The findings of above mentioned studies underscore the importance of the utilization of sham controls in the assessment of procedures that are invasive in nature. These studies highlight the perceived effect that an intervention may have on one’s subjective feelings. Having undergone an invasive procedure which entailed risks of complications, patients may be especially susceptible to a placebo effect. A systematic review of 53 placebo controlled trials of surgical procedures found that in over half the surgical intervention was not more effective that a sham procedure [7]. In ORBITA the thought that one received the intended treatment resulted in symptomatic improvement comparable to that of those who actually received the treatment. That ORBITA and similar studies should lead to the conclusion that most interventional devices should undergo the rigors of a sham control study to eliminate the placebo effect may be an overstatement. It is important to recognize that sham procedures are not without risk to the patient and could infringe on the concept of do no harm. Placing a catheter into the coronary vascularization imposes a risk of death, myocardial infarction (MI), stroke or bleeding to name some of the most serious complications. Thus, we must be cautious to balance these risks against the advantages of the sham procedure when incorporating such a methodology the endpoint to be achieved should be clearly worth the risk.

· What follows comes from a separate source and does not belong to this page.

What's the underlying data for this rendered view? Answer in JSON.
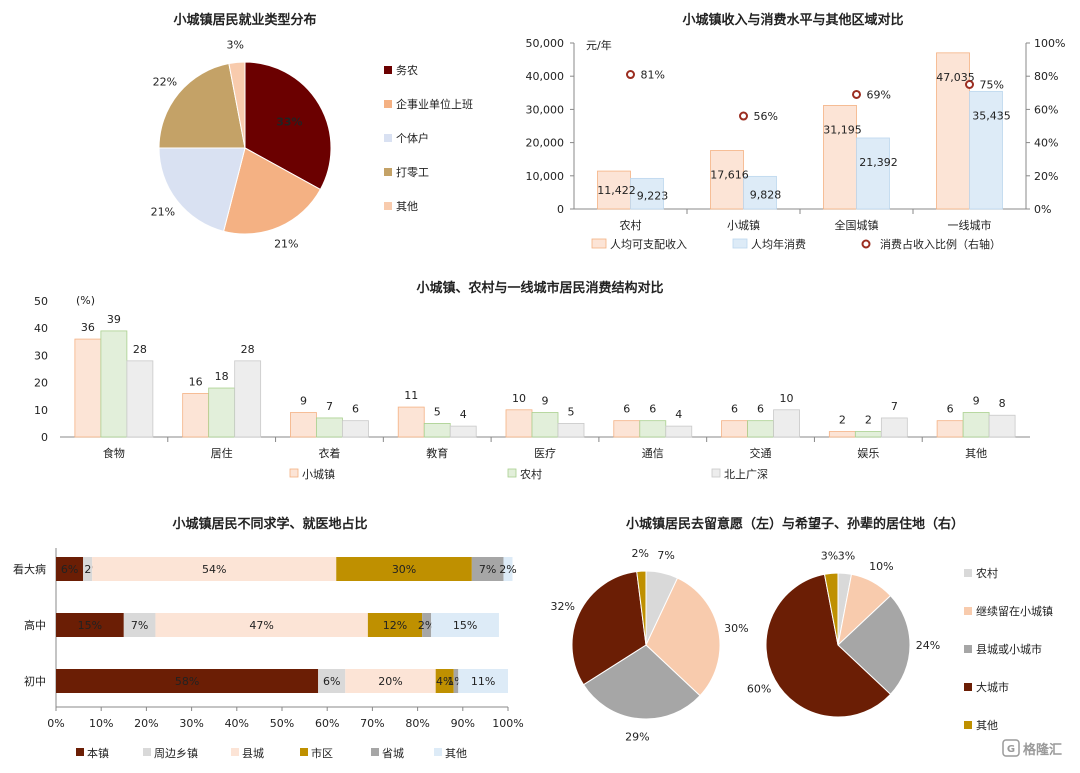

There is no argument that the perceived notion that one may have received a therapy lends to the general sense of well-being. Conversely, patients in a randomized interventional trial who are not blinded and therefore aware that they did not receive the active treatment may be more prone to experience recurrent symptoms. This underpins the criticism of the FAME2 trial which compared FFR guided PCI to medical therapy alone in patients with stable CAD [8]. The composite endpoint was significantly more frequent in the medical therapy group but this finding was driven by repeat revascularization procedures due to recurrent symptoms; in contrast, there was no significant difference between the two groups in death or MI. In many studies in coronary heart disease subjective feelings should not be the primary endpoint, but rather should recognize the hard endpoints that include death and myocardial infarction if we are truly to balance the benefit/risk ratio. To date no trial has demonstrated a reduction in death or MI in elective coronary stenting; however, these trials have had major limitations including being underpowered to detect mortality differences and high cross-over rates from medical therapy to PCI. Clearly ORBITA demonstrated a lack a benefit at six weeks but longer term follow-up data in a trial sufficiently large enough to determine death and MI outcomes is necessary prior to declaring the demise of stenting in stable angina and a need for a radical change in the guidelines.